Selected applicant may be subject to Public Trust clearance and may need to meet eligibility requirements for access to sensitive information.
Benefits
Paid Time Off (PTO)
9 Paid Federal holidays
Various wellness programs
Free parking at corporate offices
Employee Referral Bonus Program (ERBP)
Vision coverage through UHC national network
Dental coverage through UHC national network
401(K) with significant company match & no vesting period
Short and Long-Term Disability coverage (paid by company)
Competitive salaries with opportunity for performance bonuses
Discount plan for pet care, legal services, & identify theft protection
Basic Life and AD&D coverage (paid by company; option to purchase additional coverage)
Medical coverage through UHC national network (option to choose between 3 available plans)

Flexible Spending Accounts:
Healthcare (FSA)
Parking Reimbursement Account (PRK)
Dependent Care Assistant Program (DCAP)
Transportation Reimbursement Account (TRN)
NETE is a multi-award winning company as well as offers a collaborative working environment where growth is encouraged and nurtured.

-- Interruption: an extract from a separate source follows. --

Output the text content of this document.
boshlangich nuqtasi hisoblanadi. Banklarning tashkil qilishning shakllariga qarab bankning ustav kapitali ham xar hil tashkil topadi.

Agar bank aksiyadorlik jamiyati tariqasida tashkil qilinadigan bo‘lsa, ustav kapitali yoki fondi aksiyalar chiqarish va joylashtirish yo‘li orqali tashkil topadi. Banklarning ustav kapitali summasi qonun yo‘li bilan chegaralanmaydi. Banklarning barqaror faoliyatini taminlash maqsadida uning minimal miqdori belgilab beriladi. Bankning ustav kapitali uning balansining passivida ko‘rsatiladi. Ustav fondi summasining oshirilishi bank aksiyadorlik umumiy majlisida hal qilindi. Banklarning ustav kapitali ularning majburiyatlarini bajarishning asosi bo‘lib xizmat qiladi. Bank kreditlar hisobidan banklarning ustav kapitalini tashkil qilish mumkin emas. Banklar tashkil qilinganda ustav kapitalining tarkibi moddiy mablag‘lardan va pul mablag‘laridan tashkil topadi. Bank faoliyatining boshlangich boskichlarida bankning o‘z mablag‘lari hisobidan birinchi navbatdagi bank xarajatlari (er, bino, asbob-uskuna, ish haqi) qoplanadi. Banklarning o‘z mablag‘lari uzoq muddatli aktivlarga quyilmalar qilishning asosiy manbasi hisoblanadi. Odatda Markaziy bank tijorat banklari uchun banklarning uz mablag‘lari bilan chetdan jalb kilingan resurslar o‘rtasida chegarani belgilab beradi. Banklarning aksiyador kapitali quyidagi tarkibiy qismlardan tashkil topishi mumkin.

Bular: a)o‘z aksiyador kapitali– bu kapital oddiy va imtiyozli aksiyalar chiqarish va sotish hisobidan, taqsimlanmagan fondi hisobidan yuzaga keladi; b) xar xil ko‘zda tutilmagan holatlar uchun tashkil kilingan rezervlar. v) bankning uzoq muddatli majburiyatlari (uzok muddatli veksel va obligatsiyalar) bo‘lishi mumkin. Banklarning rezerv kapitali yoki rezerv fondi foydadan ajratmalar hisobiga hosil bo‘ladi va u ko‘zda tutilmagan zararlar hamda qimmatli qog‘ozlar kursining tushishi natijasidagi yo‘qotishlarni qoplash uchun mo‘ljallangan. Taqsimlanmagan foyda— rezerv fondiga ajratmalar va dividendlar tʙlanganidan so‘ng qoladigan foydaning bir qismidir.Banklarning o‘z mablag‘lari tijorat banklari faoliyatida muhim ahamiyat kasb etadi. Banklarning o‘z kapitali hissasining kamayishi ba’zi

In addition, we offer competitive salaries that may include performance bonuses; and a comprehensive benefits package.

NETE uses E-Verify to validate all new hires' ability to legally work in the United States.

Disclaimer: The above description is intended to describe the general nature of work and level of effort being performed by individual s assigned to this position or job description. This is not to be construed as a complete or exhaustive list of all skills, responsibilities, duties, and/or assignments required. Individuals may be required to perform duties outside of their position, job description, or responsibilities as needed.